If you have been following the stories of MERS (Mortgage Electronic Registration System) involvement in the foreclosure crisis you are well aware of MERS and the robo-signers. Courts have been routinely ruling against MERS and the banks. The banks have dismal record keeping procedures and the courts have ruled in favor of the homeowners.

Let’s examine one possible bank scenario. Bank A makes the loan on a home and secures the loan with a mortgage. Bank A then sells the note and mortgage to bank B, who in turn sells it to bank C, who eventually sells the note and mortgage to an investor. The investor typically could be a pension fund or an insurance company. The actual process might be significantly more complex, but for this instance we will go with the above. MERS may not even be involved. Now, each of these additional transfers of the mortgage is supposed to be recorded by the county recorder. This is where the banks have skirted the law because each recording costs money and recording may even trigger additional taxes.

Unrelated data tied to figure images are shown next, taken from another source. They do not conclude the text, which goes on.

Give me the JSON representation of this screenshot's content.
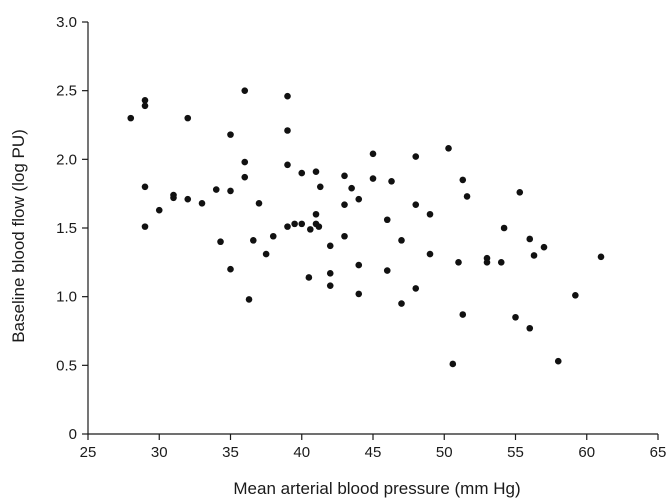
{
  "chart_data": {
    "type": "scatter",
    "title": "",
    "xlabel": "Mean arterial blood pressure (mm Hg)",
    "ylabel": "Baseline blood flow (log PU)",
    "xlim": [
      25,
      65
    ],
    "ylim": [
      0,
      3.0
    ],
    "xticks": [
      "25",
      "30",
      "35",
      "40",
      "45",
      "50",
      "55",
      "60",
      "65"
    ],
    "yticks": [
      "0",
      "0.5",
      "1.0",
      "1.5",
      "2.0",
      "2.5",
      "3.0"
    ],
    "grid": false,
    "legend": "none",
    "marker_color": "#111111",
    "points": [
      [
        28,
        2.3
      ],
      [
        29,
        2.43
      ],
      [
        29,
        2.39
      ],
      [
        29,
        1.8
      ],
      [
        29,
        1.51
      ],
      [
        30,
        1.63
      ],
      [
        31,
        1.74
      ],
      [
        31,
        1.72
      ],
      [
        32,
        2.3
      ],
      [
        32,
        1.71
      ],
      [
        33,
        1.68
      ],
      [
        34,
        1.78
      ],
      [
        34.3,
        1.4
      ],
      [
        35,
        2.18
      ],
      [
        35,
        1.77
      ],
      [
        35,
        1.2
      ],
      [
        36,
        2.5
      ],
      [
        36,
        1.98
      ],
      [
        36,
        1.87
      ],
      [
        36.3,
        0.98
      ],
      [
        36.6,
        1.41
      ],
      [
        37,
        1.68
      ],
      [
        37.5,
        1.31
      ],
      [
        38,
        1.44
      ],
      [
        39,
        2.46
      ],
      [
        39,
        2.21
      ],
      [
        39,
        1.96
      ],
      [
        39,
        1.51
      ],
      [
        39.5,
        1.53
      ],
      [
        40,
        1.9
      ],
      [
        40,
        1.53
      ],
      [
        40.5,
        1.14
      ],
      [
        40.6,
        1.49
      ],
      [
        41,
        1.91
      ],
      [
        41,
        1.6
      ],
      [
        41,
        1.53
      ],
      [
        41.2,
        1.51
      ],
      [
        41.3,
        1.8
      ],
      [
        42,
        1.37
      ],
      [
        42,
        1.17
      ],
      [
        42,
        1.08
      ],
      [
        43,
        1.88
      ],
      [
        43,
        1.67
      ],
      [
        43,
        1.44
      ],
      [
        43.5,
        1.79
      ],
      [
        44,
        1.71
      ],
      [
        44,
        1.23
      ],
      [
        44,
        1.02
      ],
      [
        45,
        2.04
      ],
      [
        45,
        1.86
      ],
      [
        46,
        1.56
      ],
      [
        46,
        1.19
      ],
      [
        46.3,
        1.84
      ],
      [
        47,
        1.41
      ],
      [
        47,
        0.95
      ],
      [
        48,
        2.02
      ],
      [
        48,
        1.67
      ],
      [
        48,
        1.06
      ],
      [
        49,
        1.6
      ],
      [
        49,
        1.31
      ],
      [
        50.3,
        2.08
      ],
      [
        50.6,
        0.51
      ],
      [
        51,
        1.25
      ],
      [
        51.3,
        1.85
      ],
      [
        51.3,
        0.87
      ],
      [
        51.6,
        1.73
      ],
      [
        53,
        1.28
      ],
      [
        53,
        1.25
      ],
      [
        54,
        1.25
      ],
      [
        54.2,
        1.5
      ],
      [
        55,
        0.85
      ],
      [
        55.3,
        1.76
      ],
      [
        56,
        1.42
      ],
      [
        56,
        0.77
      ],
      [
        56.3,
        1.3
      ],
      [
        57,
        1.36
      ],
      [
        58,
        0.53
      ],
      [
        59.2,
        1.01
      ],
      [
        61,
        1.29
      ]
    ]
  }
}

Next, the homeowner defaults on his payments, and the lender forecloses on the home. The practice has been that bank A, who made the original loan, conducts the foreclosure. The only problem is that bank A is no longer the owner of the note and no longer has legal standing in the case, and consequently has no right to foreclose. Only the owner of the note has that right, and they have tried to remain anonymous. This is the reason judges have been ruling against the banks and against MERS.

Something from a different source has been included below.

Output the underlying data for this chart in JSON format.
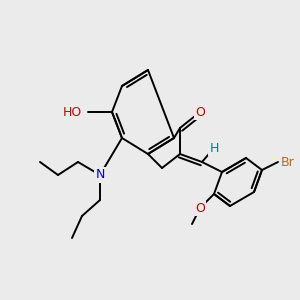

The situation may have just come to a head in a case involving U.S. Bancorp and another involving Wells Fargo. Neither of these cases involved MERS. The Massachusetts Supreme Court, in a unanimous decision, ruled that neither Wells Fargo nor U.S. Bancorp have standing and consequently have no right to foreclose because they failed to show that they were holders of the mortgages at the time of foreclosure.

Massachusetts Supreme Court Justice Robert Cordy, in a concurring opinion, blasted the banks for the “utter carelessness” they demonstrated in documenting their right to own the properties.

This ruling is expected to slow down the foreclosures significantly and consequently significantly affect the entire home loan process and market place.

Massachusetts is one of 27 non-judicial foreclosure states. If the banks were playing fast and loose in Massachusetts, what is the likelihood that they would have operated differently in any of the other non-judicial states?

Do we face the prospect of having foreclosures overturned too?